“The prisoners you take must find it very difficult to escape from your hands,” she said, with a touch of malice.
“Does that mean that already you wish to reclaim your liberty?”
“Not yet—unless you are fatigued.”
“Fatigued! I should like to go thus to the end of the world!”
“And I, too,” said Zibeline, simply.
By common consent the other waltzers had stopped, as much for the purpose of observing these two as for giving them more space, while the wearied musicians scraped away as if it were a contest who should move the faster, themselves or the audacious couple.
“What a pity!” again said the Duchess to her husband, whose sole response was a shrug of his shoulders as he glanced at his brother-in-law.
At the end of his strength, and with a streaming brow, the gypsy leader lowered his bow, and the music ceased.
Henri de Prerolles, resuming his sang-froid, drew the hand of Mademoiselle de Vermont through his arm, and escorted her to her place among the other ladies.

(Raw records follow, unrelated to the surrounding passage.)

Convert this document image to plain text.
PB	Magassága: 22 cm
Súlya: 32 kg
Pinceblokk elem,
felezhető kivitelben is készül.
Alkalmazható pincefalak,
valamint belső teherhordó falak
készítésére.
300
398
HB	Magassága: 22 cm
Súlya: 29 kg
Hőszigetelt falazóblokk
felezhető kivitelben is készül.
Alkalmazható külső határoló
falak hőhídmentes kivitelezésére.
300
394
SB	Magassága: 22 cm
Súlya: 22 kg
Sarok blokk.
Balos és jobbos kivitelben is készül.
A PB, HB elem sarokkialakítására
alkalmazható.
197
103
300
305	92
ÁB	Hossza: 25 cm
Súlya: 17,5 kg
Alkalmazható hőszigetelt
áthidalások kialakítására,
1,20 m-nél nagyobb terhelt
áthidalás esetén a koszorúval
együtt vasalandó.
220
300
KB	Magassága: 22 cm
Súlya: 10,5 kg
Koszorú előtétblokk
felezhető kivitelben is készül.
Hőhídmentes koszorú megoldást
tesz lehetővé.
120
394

“Bravo, General!” said Madame de Lisieux. “You have won your decoration, I see,” she added, indicating the rosebud which adorned his buttonhole.
“What shall we call this new order, ladies?” asked Madame de Nointel of the circle.
“The order of the Zibeline,” Valentine replied, with a frank burst of laughter.
“What?—do you know—” stammered the author of the nickname, blushing up to her ears.
“Do not disturb yourself, Madame! The zibeline is a little animal which is becoming more and more rare. They never have been found at all in my country, which I regret,” said Mademoiselle de Vermont graciously.
The hour was late, and the Duchess arose to depart. The Chevalier de Sainte-Foy, exercising his function as a sort of chamberlain, went to summon the domestics. Meanwhile Valentine spoke confidentially to Henri.
“General,” said she, “I wish to ask a favor of you.”
“I am at your orders, Mademoiselle.”
“I am delighted with the success of this little dinner,” Valentine continued, “and I wish to give another after Easter. My great desire is to have Mademoiselle Gontier—with whom I should like to become better acquainted—recite poetry to us after dinner. Would you have the kindness to tell her of my desire?”
“I!” exclaimed the General, amazed at such a request.
“Yes, certainly. If you ask her, she will come all the more willingly.”
“You forget that I am not in the diplomatic service, Mademoiselle.”
“My request annoys you? Well, we will say no more about it,” said Zibeline. “I will charge Monsieur de Samoreau with the negotiations.”
They rejoined the Duchess, Zibeline accompanying her to the vestibule, always evincing toward her the same pretty air of deference.
The drive home was silent. The Duke and the Duchess had agreed not to pronounce the name of Mademoiselle de Vermont before Henri, who racked his brain without being able to guess what strange motive prompted the young girl to wish to enter into closer relations with the actress.